Clark County Sheriff Doug Gillespie on Monday acknowledged that the arbitration process between the Metropolitan Police Department and the police union could have been more transparent.
Along the way, he admitted to a mistake.
Speaking at the department’s Fiscal Affairs Committee meeting, Gillespie backtracked on his Oct. 4 statement at a news conference that described the arbitration process as “etched in stone.” Gillespie had called that press conference following County Commission Chairman Steve Sisolak’s publicly voiced concerns about the transparency and legality of how the arbitration process unfolded with the Las Vegas Police Protective Association.
On Monday, Gillespie changed his stance.
“I have publicly spoken that this process is etched in stone. I have found that not to be the case,” Gillespie said. “I have been sheriff for seven years and at times I have made public statements that I have later found not to be true. Rather than find some way to get around admitting my mistake, I choose to do just that — admit my mistake.”
At the same time, Gillespie still strongly disputed any suggestion that the two sides struck an underhanded deal. Sisolak had questioned “red flags” in the arbitration process, which handed officers a $6.9 million award in a one-year contract. The one-year award has two separate cost-of-living pay increases totalling 1.5 percent and a 13.46 percent increase in the department’s contribution’s to health insurance. The Police Department also agreed to restore cuts to merit and longevity pay, at a cost of another $4.7 million, which gives officers $11.6 million total.
Among Sisolak’s concerns: the last, best offers were made verbally without a record; both sides discarded a panel of seven arbitrators instead of striking names off the list until one remains; and the arbitrator’s initial award lacked legally required information, including the reasoning for the decision and the cost of the award. After starting with a panel of seven options, the two sides abandoned all of them in favor of Robert Perkovich, a Chicago arbitrator recommended by Robert Smith, a Chicago-area attorney for the Police Department.
“Looking back on the process, I see how agreements between parties can be looked at as if we are taking advantage of a process for our own gain,” Gillespie said. “Looking at examples like how the arbitrator was selected or that a last, best written was not entered and the award was an expedited award — it may give that impression. But I want to make it clear there was no collusion; there were no deals being made.”
For Gillespie, the tough questions came at a sensitive time. He’s been trying to sell county commissioners on a 0.15-percentage point sales tax increase for police officers in his department and agencies countywide.
While admitting a mistake, Gillespie also stressed the award is legal and binding and he supports its outcome. He referenced a Review-Journal article as sparking his move for a press conference.
“On Friday, Oct. 4, I woke up to read an article that was not flattering to me or my organization,” he said. “This article brought into question the process and, I believe, my personal integrity.”
He added: “I, in response, held a press conference and rather than deal with the issues at hand, I made it personal. I still and will defend my organization’s participation in the process, but I should not have responded personally.”
In the future, he said, he’ll work harder to keep the members of the joint city-county Fiscal Affairs Committee abreast of matters involving arbitration, such as the ground rules and the selection of the arbitrator.
Sisolak, also a member of the Fiscal Affairs Committee, said the issues at hand are about transparency and following the law — not personal disputes.
“My goal here in ever even bringing this up is transparency, because I don’t think there was enough of it,” he said.
Sisolak’s still waiting for a transcript of the three-day arbitration hearing, which took place in September.
Commissioner Larry Brown, also a committee member, said that more frequent briefings of committee members and consistency in documenting the process for the good of the public interest will benefit all going forward.
Brown noted that there are “some lessons to be learned here.”
Attorneys who have analyzed the process have, to varying degrees, found that it strayed from the state law for arbitration.
Mary-Anne Miller, Clark County’s legal counsel, issued a critical opinion that found the award lacked the “statutorily required paper trail,” and that both parties, in violation of the law, didn’t keep a full record of hearings, despite the presence of a court reporter.

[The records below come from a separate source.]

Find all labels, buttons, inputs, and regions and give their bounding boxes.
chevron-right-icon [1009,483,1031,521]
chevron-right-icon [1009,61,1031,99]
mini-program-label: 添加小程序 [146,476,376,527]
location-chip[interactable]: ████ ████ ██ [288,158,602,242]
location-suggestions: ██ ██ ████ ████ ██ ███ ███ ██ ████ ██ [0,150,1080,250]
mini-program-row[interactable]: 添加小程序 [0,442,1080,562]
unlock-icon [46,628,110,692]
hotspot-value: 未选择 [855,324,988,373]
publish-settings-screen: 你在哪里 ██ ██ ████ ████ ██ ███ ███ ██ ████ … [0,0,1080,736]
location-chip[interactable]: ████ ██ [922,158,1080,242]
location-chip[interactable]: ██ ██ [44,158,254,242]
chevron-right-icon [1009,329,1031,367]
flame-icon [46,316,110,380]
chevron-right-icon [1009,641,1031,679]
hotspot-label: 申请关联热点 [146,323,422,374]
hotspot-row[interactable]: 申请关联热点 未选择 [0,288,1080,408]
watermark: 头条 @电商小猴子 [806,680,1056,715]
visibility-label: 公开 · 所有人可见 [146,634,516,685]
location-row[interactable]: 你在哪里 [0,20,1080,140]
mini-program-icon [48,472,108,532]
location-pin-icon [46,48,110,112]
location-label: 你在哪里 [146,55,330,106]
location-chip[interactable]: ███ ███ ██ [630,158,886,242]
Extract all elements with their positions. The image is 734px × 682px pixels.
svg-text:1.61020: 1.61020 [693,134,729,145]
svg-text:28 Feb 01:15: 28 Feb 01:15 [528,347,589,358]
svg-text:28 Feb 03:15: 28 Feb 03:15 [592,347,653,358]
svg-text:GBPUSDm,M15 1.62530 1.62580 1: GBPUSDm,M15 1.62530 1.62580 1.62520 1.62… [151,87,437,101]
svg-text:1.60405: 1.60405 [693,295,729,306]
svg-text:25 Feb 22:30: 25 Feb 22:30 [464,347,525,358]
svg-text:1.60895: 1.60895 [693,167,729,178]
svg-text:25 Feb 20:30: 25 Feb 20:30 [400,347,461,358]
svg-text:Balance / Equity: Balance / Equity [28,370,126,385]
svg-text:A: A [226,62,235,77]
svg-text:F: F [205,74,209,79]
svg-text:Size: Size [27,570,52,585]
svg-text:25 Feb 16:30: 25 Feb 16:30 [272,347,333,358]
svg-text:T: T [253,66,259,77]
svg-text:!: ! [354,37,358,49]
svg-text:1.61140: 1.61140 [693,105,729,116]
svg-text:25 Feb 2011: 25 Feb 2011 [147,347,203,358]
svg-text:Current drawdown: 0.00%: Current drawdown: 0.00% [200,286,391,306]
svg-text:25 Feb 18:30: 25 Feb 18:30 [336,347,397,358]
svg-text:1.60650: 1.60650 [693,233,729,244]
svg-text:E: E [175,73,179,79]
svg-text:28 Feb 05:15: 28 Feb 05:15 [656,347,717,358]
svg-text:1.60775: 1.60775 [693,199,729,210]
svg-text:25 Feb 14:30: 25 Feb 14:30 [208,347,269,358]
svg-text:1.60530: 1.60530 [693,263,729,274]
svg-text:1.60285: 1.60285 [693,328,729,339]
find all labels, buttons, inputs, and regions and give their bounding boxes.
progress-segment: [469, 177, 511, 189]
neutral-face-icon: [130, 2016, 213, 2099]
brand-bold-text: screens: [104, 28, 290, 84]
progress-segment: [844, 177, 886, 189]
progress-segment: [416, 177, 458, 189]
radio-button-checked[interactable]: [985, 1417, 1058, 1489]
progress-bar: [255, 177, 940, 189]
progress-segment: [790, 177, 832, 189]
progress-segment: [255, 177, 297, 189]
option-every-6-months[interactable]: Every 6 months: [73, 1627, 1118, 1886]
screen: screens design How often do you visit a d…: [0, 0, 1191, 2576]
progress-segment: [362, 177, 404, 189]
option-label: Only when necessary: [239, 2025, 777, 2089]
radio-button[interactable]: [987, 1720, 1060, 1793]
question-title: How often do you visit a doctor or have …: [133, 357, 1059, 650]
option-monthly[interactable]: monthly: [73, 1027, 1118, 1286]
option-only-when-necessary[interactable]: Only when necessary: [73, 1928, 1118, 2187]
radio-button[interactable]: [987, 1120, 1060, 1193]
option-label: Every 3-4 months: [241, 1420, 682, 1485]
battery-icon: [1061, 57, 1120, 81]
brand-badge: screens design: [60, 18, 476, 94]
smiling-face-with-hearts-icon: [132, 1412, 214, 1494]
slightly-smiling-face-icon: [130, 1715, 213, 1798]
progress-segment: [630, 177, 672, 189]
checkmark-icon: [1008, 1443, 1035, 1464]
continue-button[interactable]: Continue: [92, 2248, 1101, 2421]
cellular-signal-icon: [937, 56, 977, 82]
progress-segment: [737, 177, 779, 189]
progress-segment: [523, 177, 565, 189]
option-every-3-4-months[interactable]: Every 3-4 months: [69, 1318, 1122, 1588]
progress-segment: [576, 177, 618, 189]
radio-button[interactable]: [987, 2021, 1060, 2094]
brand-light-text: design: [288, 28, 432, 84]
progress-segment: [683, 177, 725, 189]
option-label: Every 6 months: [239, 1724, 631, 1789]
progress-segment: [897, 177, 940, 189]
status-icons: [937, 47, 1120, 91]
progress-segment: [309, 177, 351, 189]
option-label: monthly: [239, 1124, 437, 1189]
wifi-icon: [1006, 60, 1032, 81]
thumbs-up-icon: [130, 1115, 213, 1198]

The parties had waived the reporting of their final arguments in support of “last, best offers,” which Miller found violated the law.
Miller also found problems with the arbitrator’s follow-up effort to provide information in compliance with the law. In her legal review, the reasons he gave as a justification — the cost of living and welfare of the public — aren’t recognized under Nevada law.
But the police union’s attorneys were more forgiving in their opinion, which also stressed the award is binding. Those attorneys, Kathy Collins and David Roger, stressed in their prepared opinion that the arbitrator was properly picked as both parties agreed on the choice and that most problems were fixed after the arbitrator issued a follow-up supplemental award.
They did, however, say that one deviation occurred when the parties exchanged “amended final offers” orally to the arbitrator instead of in writing, as required by law.
“They’ve acknowledged there weren’t final written offers and I’m sure that will be corrected in the future,” Sisolak told reporters after the meeting.
Asked if the arbitration’s problematic process pointed to anything nefarious, Sisolak said: “I want to believe there was no nefarious activity involved. That’s what I want to believe. It was clear that the statute was not followed.”